Sala contro tutti, schierato a difesa del sì al progetto di Inter e Milan sul nuovo distretto San Siro, che comincia con la costruzione dello stadio – che porterà i due club milanesi nel futuro – e finisce (finirà) con la demolizione dell’iconico impianto nato negli anni Venti. Sala contro tutti, perché il via libera alla dichiarazione di pubblico interesse dell’opera, trattato direttamente dal sindaco con i rappresentanti delle due società e approvato in un lampo in Giunta, ha accelerato la polarizzazione degli schieramenti in campo. Quella che per due anni è stata una trincea nascosta, ora è diventato scontro aperto con in campo anche alcuni insospettabili, certamente vicini a Sala e al suo schieramento politico ma dichiaratisi contrari all’addio del vecchio San Siro.
Il nome più famoso è quello dell’ex presidente dell’Inter, Massimo Moratti, protagonista di uno scambio al vetriolo con il sindaco: attacco (“No all’abbattimento del Meazza”), parata (“Salvare lo stadio? Chi vuole se lo compri”) e contro risposta (“Battuta infelice”). Ma insieme a lui ci sono molte delle firme dell’intellighenzia milanese, trasversali per orientamenti politici e tifo calcistico. Uniti tutti dall’idea che non si debba cambiare, come se il progetto delle due proprietà straniere fosse vissuto come uno sgarbo in una città che non ha avuto la forza di dotarsi di uno o più impianti all’avanguardia neanche quando Berlusconi ne era il principale riferimento politico, oltre che presidente del Milan, o a Palazzo Marino sedeva una Moratti. Eppure le occasioni ci sono state, se è vero che dagli anni Ottanta più volte Inter e Milan hanno pensato di procedere o con la ristrutturazione dell’attuale San Siro oppure mettendosi in proprio.

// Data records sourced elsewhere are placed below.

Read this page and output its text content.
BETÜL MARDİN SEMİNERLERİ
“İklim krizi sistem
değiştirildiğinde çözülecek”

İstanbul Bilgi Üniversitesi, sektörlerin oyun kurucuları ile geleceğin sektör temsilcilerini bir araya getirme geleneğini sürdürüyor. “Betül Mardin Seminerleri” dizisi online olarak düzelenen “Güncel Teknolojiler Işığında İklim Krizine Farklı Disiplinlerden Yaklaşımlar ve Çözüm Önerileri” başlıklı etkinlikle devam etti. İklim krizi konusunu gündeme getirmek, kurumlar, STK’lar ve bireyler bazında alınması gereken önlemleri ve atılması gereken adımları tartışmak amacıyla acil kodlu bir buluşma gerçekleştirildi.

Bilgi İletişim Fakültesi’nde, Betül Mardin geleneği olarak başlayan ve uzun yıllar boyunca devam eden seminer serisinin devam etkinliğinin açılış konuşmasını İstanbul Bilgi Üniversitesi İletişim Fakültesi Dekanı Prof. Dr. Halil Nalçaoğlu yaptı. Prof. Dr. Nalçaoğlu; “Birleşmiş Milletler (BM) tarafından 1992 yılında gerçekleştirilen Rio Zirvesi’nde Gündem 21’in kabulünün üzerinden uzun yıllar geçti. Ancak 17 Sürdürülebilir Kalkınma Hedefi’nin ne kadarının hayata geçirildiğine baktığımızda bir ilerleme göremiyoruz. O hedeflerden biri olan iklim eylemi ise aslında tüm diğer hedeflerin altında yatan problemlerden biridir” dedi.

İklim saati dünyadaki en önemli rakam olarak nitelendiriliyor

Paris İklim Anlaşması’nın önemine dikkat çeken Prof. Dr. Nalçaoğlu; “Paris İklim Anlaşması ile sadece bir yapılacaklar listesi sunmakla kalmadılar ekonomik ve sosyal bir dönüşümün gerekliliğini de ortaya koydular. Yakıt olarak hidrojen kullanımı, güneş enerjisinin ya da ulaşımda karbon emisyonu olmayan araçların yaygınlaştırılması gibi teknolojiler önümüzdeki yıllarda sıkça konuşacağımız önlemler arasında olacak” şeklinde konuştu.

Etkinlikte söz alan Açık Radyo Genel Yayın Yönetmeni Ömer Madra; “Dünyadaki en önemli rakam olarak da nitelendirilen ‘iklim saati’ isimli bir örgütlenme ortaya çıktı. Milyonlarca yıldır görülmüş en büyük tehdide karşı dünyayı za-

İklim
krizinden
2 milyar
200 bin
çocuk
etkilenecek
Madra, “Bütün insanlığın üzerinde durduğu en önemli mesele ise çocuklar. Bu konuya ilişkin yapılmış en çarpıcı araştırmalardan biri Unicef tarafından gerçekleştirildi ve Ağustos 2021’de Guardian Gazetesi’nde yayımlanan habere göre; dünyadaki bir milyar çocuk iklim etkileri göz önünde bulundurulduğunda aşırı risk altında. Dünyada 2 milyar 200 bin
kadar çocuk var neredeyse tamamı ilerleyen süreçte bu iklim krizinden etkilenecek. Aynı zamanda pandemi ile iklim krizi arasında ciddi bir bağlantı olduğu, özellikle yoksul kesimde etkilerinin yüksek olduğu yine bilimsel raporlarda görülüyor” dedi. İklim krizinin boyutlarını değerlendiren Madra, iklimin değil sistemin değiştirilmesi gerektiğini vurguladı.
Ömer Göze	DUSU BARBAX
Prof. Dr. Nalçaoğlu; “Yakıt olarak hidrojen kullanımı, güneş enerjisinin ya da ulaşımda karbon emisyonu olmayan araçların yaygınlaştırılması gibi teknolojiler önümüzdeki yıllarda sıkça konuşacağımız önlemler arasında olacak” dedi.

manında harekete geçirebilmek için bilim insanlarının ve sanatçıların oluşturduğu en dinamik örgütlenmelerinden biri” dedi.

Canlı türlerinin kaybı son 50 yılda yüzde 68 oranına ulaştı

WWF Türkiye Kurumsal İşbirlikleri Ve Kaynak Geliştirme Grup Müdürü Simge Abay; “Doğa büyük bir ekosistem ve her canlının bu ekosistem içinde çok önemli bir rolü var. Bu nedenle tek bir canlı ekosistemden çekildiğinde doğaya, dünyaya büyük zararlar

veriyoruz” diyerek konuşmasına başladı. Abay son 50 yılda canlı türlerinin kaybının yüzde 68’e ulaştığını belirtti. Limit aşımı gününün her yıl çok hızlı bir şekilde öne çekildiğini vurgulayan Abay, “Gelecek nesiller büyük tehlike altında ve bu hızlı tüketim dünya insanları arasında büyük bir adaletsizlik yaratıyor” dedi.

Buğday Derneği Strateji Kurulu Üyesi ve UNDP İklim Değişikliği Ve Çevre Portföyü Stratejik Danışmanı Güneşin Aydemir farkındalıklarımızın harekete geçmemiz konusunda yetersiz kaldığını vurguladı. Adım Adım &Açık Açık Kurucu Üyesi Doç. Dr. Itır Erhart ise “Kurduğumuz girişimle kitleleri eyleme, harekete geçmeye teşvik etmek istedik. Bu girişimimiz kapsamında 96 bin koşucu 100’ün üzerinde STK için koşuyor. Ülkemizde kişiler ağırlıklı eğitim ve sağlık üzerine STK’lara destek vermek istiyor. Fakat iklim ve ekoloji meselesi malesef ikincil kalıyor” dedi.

Tutto sempre respinto al mittente, anche i progetti arrivati in fase più avanzata. Al di là della storia e del dispiacere di abbandonare lo stadio in cui il calcio milanese ha vissuto momenti leggendari, rimane la sensazione che San Siro sia da tempo immemore un asset cui il Comune non vuole rinunciare e che il fatto di trovarsi davanti a due proprietà che vengono da lontano non faciliti le cose. Quasi come se la famiglia Zhang e Singer, destinati in ogni caso a passare la mano in tempi medio lunghi, stessero utilizzando Inter e Milan come cavalli di Troia per speculare sulla città in nome dei propri interessi e non dell’amore verso due squadre che stanno, invece, cercando in tutti i modi di restare aggrappate al treno della competitività europea.
Il filo che lega Moratti e tutti gli altri, visto che a livello politico in ‘niet’ dei Verdi conta ma non avrebbe numeri sufficienti per bloccare tutto, è dunque più che altro ideologico. E probabilmente sconta anche un peccato originale nascosto nelle pieghe dei primi passi di tutto l’iter, quando tra i grandi nomi attivatisi per studiare il progetto compariva anche quello di chi in questi anni ha avuto voce in capitolo in diversi passaggi dello sviluppo della visione della nuova città. Inter e Milan hanno preferito guardare altrove, si sono mosse su linee internazionali di grande impatto ma probabilmente con meno agganci alla realtà milanese e ora che il momento è quello decisivo anche i dettagli fanno la differenza.
L’idea di trasferire il dibattito sul nuovo San Siro in un referendum è stata bocciata. Il confronto pubblico si sta trasformando in una complessa mediazione tra norme e cavilli della burocrazia politica cittadina. I comitati, che rappresentano davvero solo un pugno di persone, sono pronti a ricorrere ai tribunali con una mossa di disturbo di impatto quasi scontato. Come andrà a finire? La sensazione è che Sala goda oggi di una posizione di forza non replicabile a lungo e per questo abbia alzato i toni, anche a costo di inimicarsi il salotto buono della città. Se avrà la costanza di non cedere, Inter e Milan potranno andare in porto con il loro progetto. Altrimenti sarà solo l’ennesima occasione persa.